Image Description: Bright, yellow flowers with green stems and leaves on a brown table with two brown chairs behind them. The flowers are leaning over the container in many directions.
Before COVID-19 hit, I used to keep yellow alstroemeria flowers on the dining room table. I did this regularly because they’re beautiful, but I also loved that when I brought them home and put them in a vase, they would typically last for about three weeks.
Around this time last year, I bought a bouquet. I kept them in their sleeve on a table for just a couple of hours, and… they wilted completely. Way more than the first photo above. They seemed destroyed. This was such a quick transformation that I assumed I needed to put them immediately in the compost.
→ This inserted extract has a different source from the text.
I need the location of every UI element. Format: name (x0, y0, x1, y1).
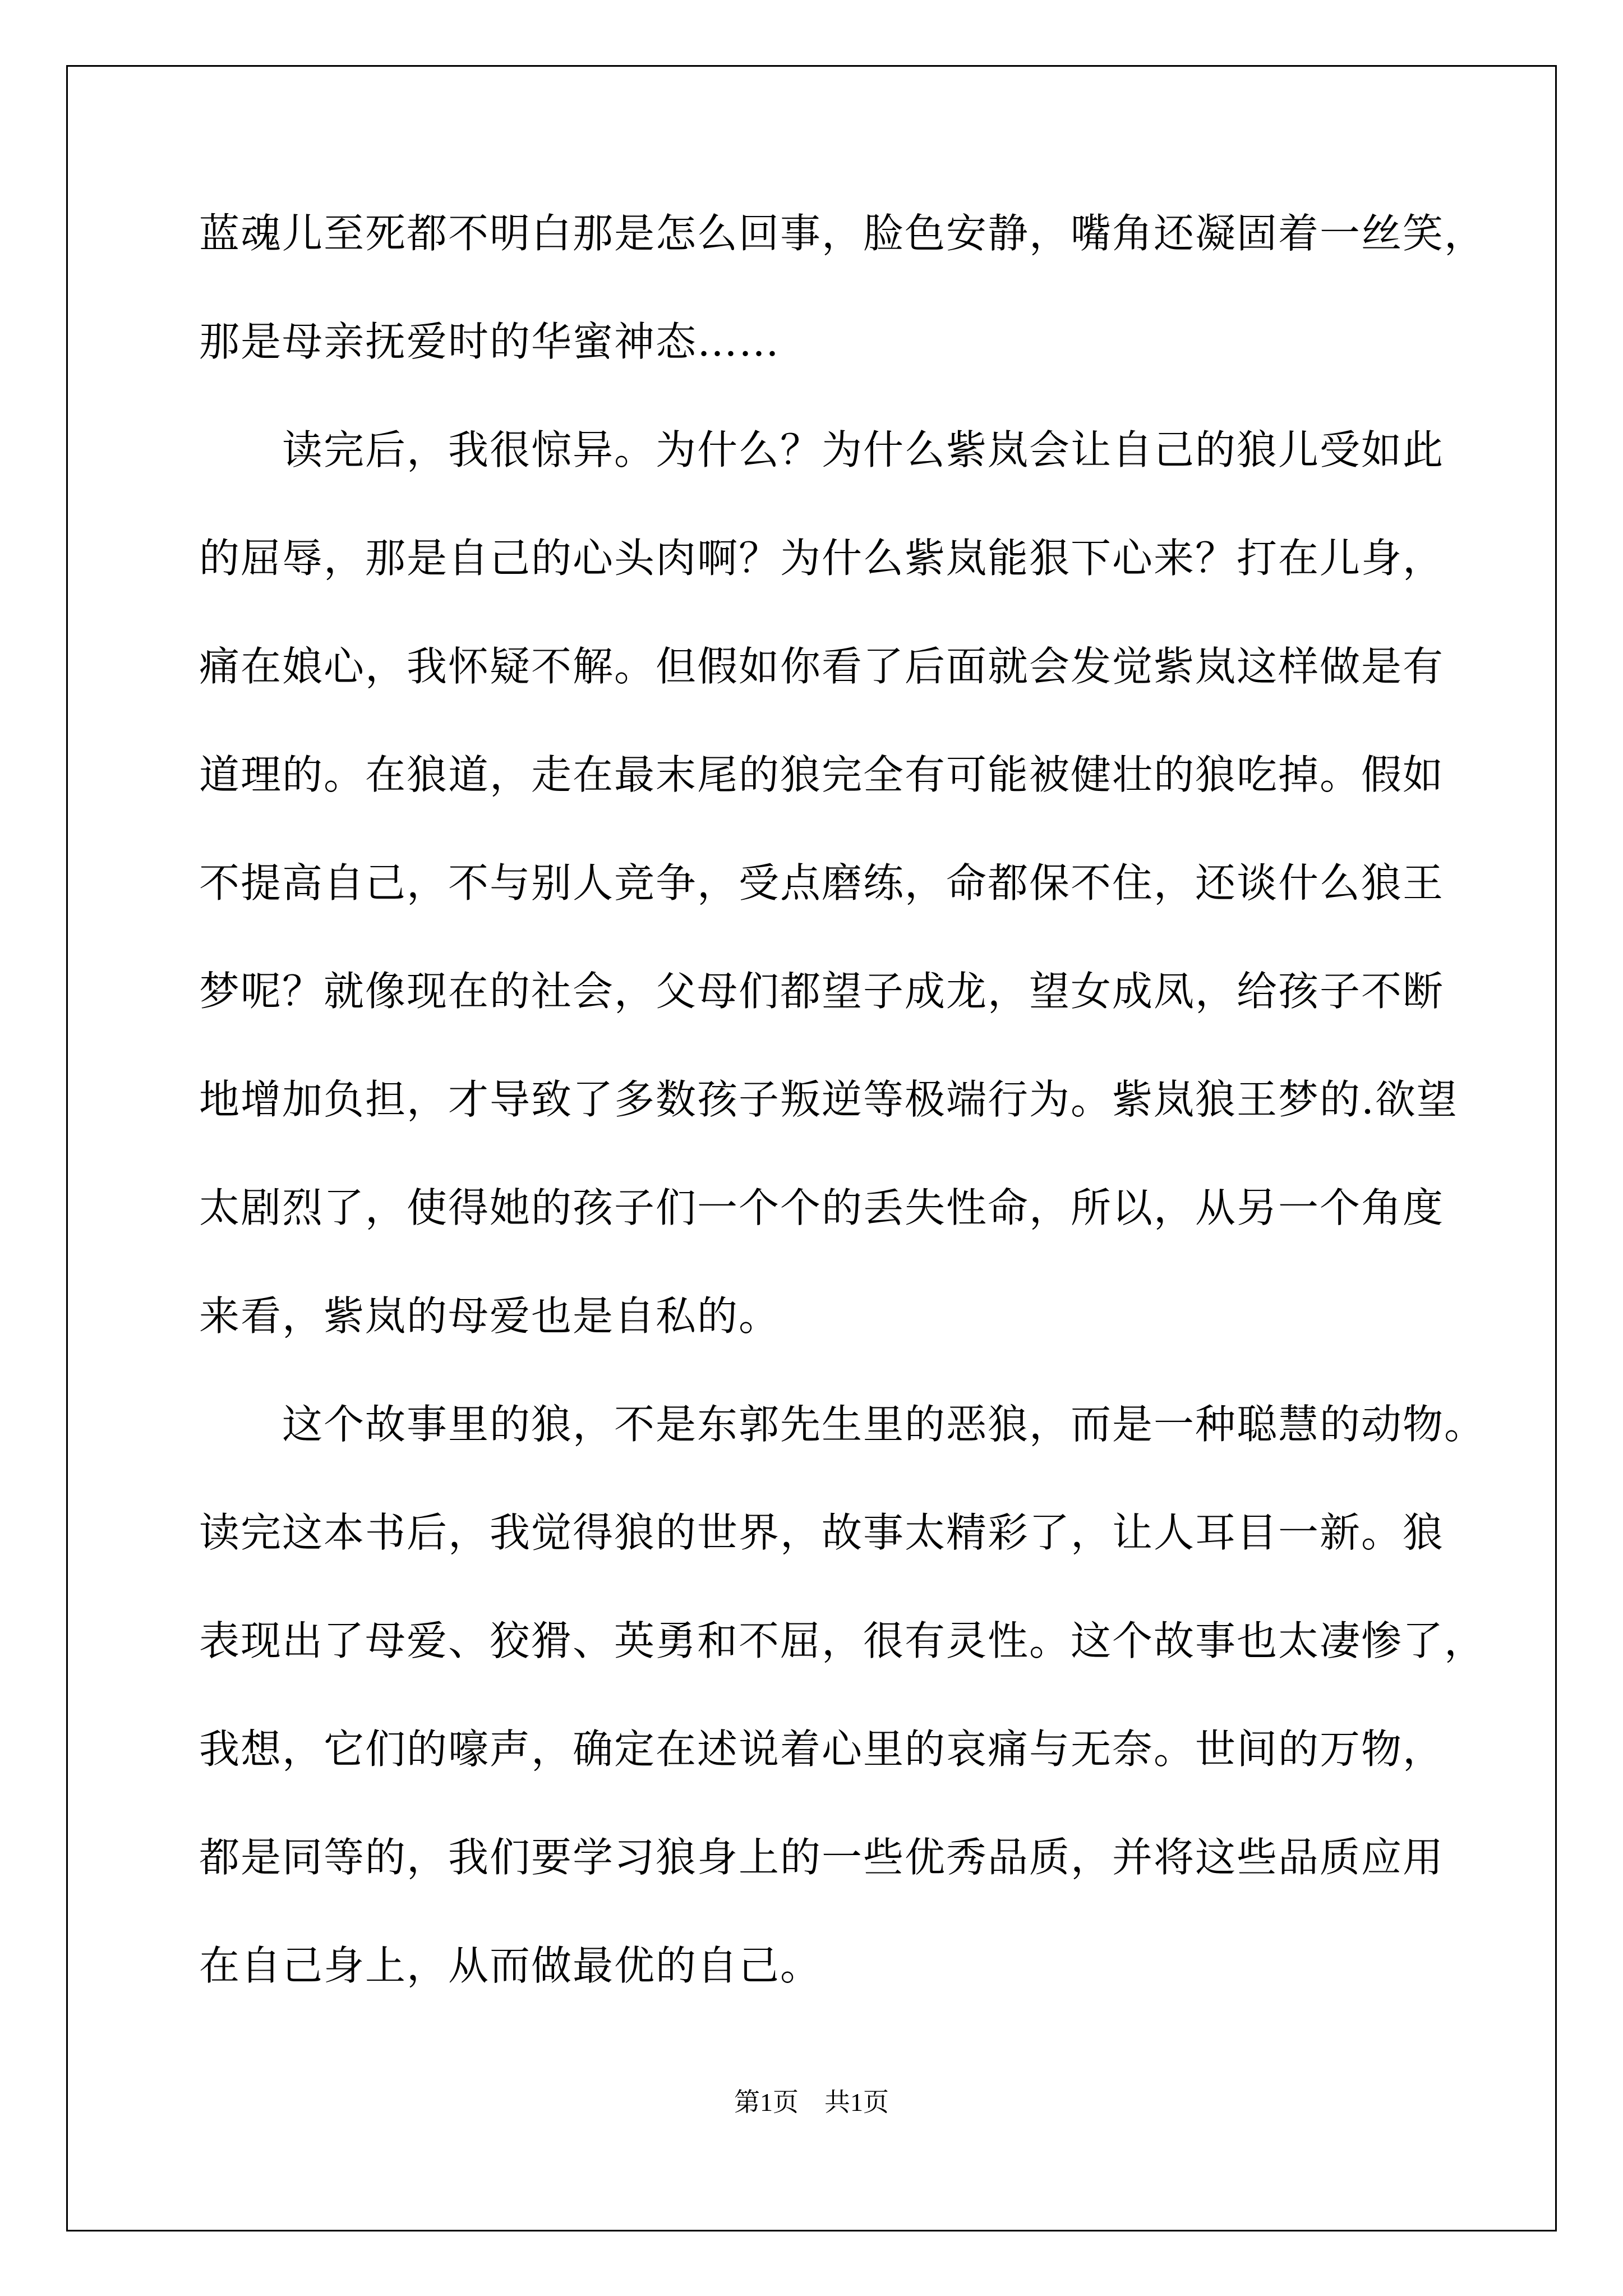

“Well, I guess I’ll try,” I thought. I put these extremely wilted flowers in a vase with water and plant food. They looked like a sad cartoon. Then I ran an errand, and when I came back, they had perked right up. This too was completely surprising to me. And a couple of days later, they were even stronger and more vibrant.
This had me thinking…
Sometimes, nourishment is the work.
Nourishment is what we need. We can give this gift to ourselves in self-care. And community-care can be even more transformative, when with consent and empowerment, we are nourishing each other.
Sometimes, nourishment is the work. And when we choose it and help cultivate these nourishing conditions collectively, more is possible than we tend to think. Sometimes the seemingly impossible becomes possible.
Image Description: Bright, yellow flowers with green stems and leaves on a brown table with two brown chairs behind them. Now the flowers are tall and straight.